Hotel star ratings are useless. Here’s how to read reviews the right way.
Two stars to someone else might be four stars for you.
Start planning a vacation or business trip today, and you’re probably going to do most of it yourself. Flights, lodging, rental cars, theme park tickets—everything’s easily available online. And an enormous amount of that work, particularly when it comes to choosing a hotel, involves sifting through customer reviews for the information most relevant to you. But it’s hard to know what to trust on the internet and, in this case, what you don’t know can hurt you.
Read between the lines
Understanding hotel reviews might seem as simple as counting the number of stars each patron gifted the establishment you’re considering (usually between one and five). But it’s actually the language reviewers use that matters most, according to a study published in 2016. The researchers analyzed text in 5,830 reviews of 57 hotels in Moscow, Russia, to show that recurring words and the context of the reviews are what’s truly important.
The study’s end goal was to understand the feelings and motivations behind certain words and to find patterns, says Joel Goh, one of the researchers and currently an assistant professor at the National University of Singapore Business School. A prominent motif was the presence of emotion in reviewers’ words, like consistent aggressive language in negative reviews. Another was the recurrence of words such as “free,” “breakfast,” and “clean” linked to positive ratings.
And while this study was meant to be useful for the properties themselves, consumers can also benefit by creating their own spreadsheets to compare review text that touches on specific categories, says Shawn Mankad, assistant professor at Cornell University’s business school and another member of the research team. So if your main needs are cleanliness and location, you should track the number of reviews that consistently use buzzwords associated with those categories as you make your final decision.
It’s also important to pay attention to when positive posts mention individual hotel employees by name, says Erin Green, a travel advisor in Minneapolis. So if you see something along the lines of “Julian was a great help,” that’s a strong indication that the people who work at the hotel are building relationships with guests and are intent on making a good impression, she explains.
Keep your timeline straight as you sort
Depending on the site you’re using, the settings and filters with which you can sort reviews will differ. TripAdvisor has a “time of year” section, for example, where you can select what people had to say at a specific time of year for any given hotel.

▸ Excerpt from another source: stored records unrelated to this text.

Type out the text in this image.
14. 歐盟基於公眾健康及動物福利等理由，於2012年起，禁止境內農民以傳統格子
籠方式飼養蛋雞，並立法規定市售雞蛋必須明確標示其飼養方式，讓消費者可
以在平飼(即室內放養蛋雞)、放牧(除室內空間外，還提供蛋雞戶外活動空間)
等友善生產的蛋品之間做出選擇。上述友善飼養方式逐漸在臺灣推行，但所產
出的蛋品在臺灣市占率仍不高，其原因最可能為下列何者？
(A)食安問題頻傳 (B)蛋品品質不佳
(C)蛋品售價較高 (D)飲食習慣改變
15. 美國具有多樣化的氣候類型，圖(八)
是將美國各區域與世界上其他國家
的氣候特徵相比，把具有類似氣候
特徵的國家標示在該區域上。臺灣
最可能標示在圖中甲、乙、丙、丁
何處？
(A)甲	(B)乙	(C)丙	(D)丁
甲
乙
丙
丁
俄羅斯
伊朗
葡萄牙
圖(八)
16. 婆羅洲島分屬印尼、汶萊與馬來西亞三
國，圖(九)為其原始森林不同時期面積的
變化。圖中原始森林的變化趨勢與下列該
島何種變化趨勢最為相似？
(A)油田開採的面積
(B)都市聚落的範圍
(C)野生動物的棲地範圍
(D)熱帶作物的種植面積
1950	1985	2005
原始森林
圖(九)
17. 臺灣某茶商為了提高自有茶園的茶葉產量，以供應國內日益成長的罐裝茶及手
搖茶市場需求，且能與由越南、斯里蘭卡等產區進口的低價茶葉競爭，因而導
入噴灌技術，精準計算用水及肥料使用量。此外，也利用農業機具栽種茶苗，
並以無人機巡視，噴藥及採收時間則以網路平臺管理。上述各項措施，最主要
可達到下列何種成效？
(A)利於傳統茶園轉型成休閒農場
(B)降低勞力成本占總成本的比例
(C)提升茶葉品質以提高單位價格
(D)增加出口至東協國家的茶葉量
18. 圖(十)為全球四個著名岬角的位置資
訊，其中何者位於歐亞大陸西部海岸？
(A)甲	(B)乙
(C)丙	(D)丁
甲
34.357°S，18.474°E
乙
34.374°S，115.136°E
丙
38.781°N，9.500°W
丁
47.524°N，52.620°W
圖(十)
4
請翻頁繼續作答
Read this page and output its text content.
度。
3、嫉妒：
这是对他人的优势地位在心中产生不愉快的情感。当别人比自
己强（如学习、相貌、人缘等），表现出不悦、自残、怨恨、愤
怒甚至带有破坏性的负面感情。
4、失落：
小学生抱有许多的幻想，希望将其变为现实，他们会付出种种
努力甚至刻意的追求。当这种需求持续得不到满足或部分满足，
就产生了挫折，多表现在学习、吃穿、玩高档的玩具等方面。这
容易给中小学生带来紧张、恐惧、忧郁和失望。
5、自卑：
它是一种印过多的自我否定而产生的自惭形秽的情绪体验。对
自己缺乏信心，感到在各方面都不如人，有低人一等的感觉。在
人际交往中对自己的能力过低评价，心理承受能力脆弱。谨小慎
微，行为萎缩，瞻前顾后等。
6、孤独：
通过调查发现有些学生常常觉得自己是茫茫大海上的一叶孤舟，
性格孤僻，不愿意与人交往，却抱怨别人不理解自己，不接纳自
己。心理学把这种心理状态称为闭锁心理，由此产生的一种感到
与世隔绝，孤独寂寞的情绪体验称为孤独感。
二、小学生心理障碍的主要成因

Or if there are phrases you specifically want to see, you can head to “popular mentions” on TripAdvisor, which includes options such as “close to transportation,” “on-site restaurant,” and “city view.” Both TripAdvisor and Expedia allow you to look at reviews based on who left them (business travelers, solo travelers, or families, for example).
TripAdvisor, Expedia, and Kayak, like many travel sites, initially list reviews chronologically, so it’s important to keep track of how dates have changed as you focus your search via keywords, traveler type, the language it’s written in, or other filters. If you come across a negative review related to something important for your stay (like trouble connecting to the Wi-Fi), but it’s over a year old, look at more current reviews and then search for possible mentions of changes or upgrades to the property. You may also be able to find a thoughtful response from a manager promising that particular issue has been addressed.
Katie Krumpter, a senior financial advisor for New York Legal Assistance Group and an avid traveler, always makes sure to give more weight to reviews posted within the past six months. The Moscow hotel study didn’t cover the timing of reviews, but Goh says it’s a wise additional precaution because negative reviews can alert hotels to issues and prompt them to find a fix in an effort to satisfy even the fussiest traveler. So last year’s one-star resort might be this year’s three-star destination. Just don’t forget to read the words under those stars.